A Monad-Based Clause Architecture for Artificial Age Score (AAS) in Large Language Models
Seyma Yaman Kayadibi

TL;DR
This paper introduces a clause-based architecture for large language models that uses a monad-inspired framework and the Artificial Age Score to impose principled, auditable constraints on memory and behavior, enhancing transparency and control.
Contribution
It develops a novel, engineering-oriented clause system based on Leibniz's monads, integrated with AAS, for governing LLM internal dynamics and memory in a transparent, implementable way.
Findings
Clause system exhibits bounded, interpretable behavior
AAS trajectories are continuous and rate-limited
Contradictions trigger explicit penalties
Abstract
Large language models (LLMs) are often deployed as powerful yet opaque systems, leaving open how their internal memory and "self-like" behavior should be governed in a principled and auditable way.

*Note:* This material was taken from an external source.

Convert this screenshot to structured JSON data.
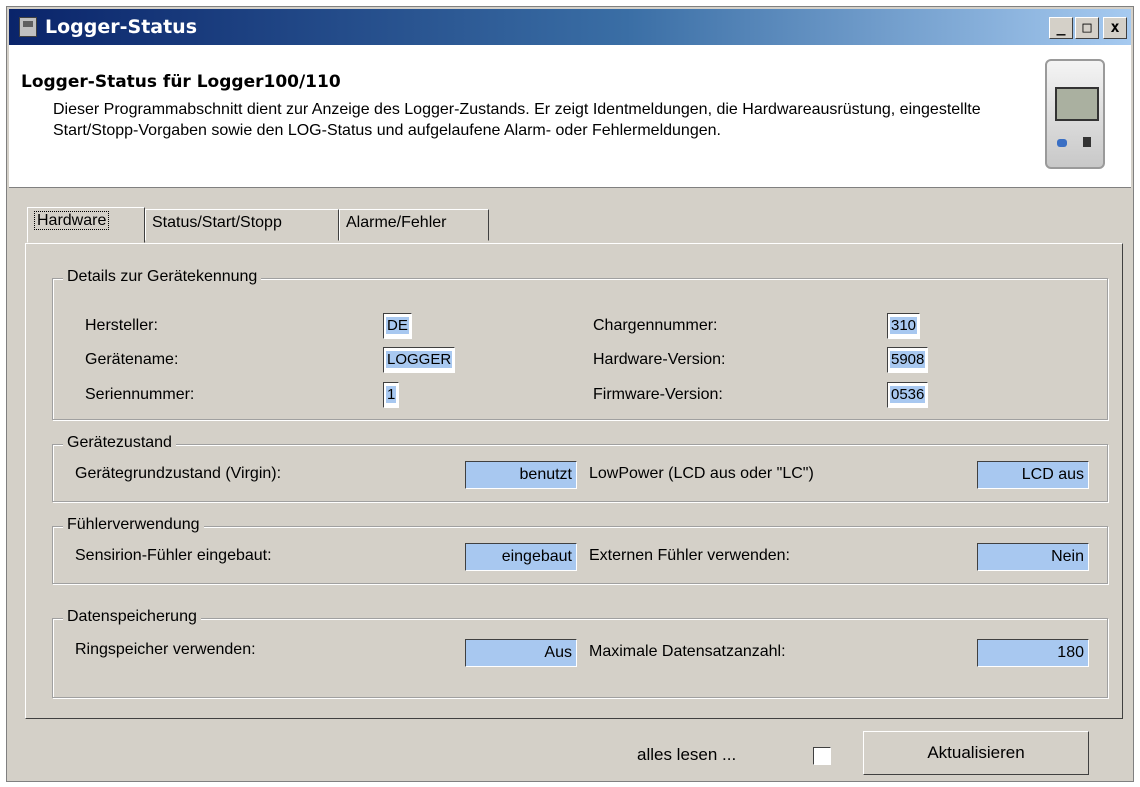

The Artificial Age Score (AAS) was previously introduced and mathematically justified through three theorems that characterise it as a metric of artificial memory aging. Building on this foundation, the present work develops an engineering-oriented, clause-based architecture that imposes law-like constraints on LLM memory and control. Twenty selected monads from Leibniz's Monadology are grouped into six bundles: ontology, dynamics, representation and consciousness, harmony and reason, body and organisation, and teleology, and each bundle is realised as an executable specification on top of the AAS kernel. Across six minimal Python implementations, these clause families are instantiated in…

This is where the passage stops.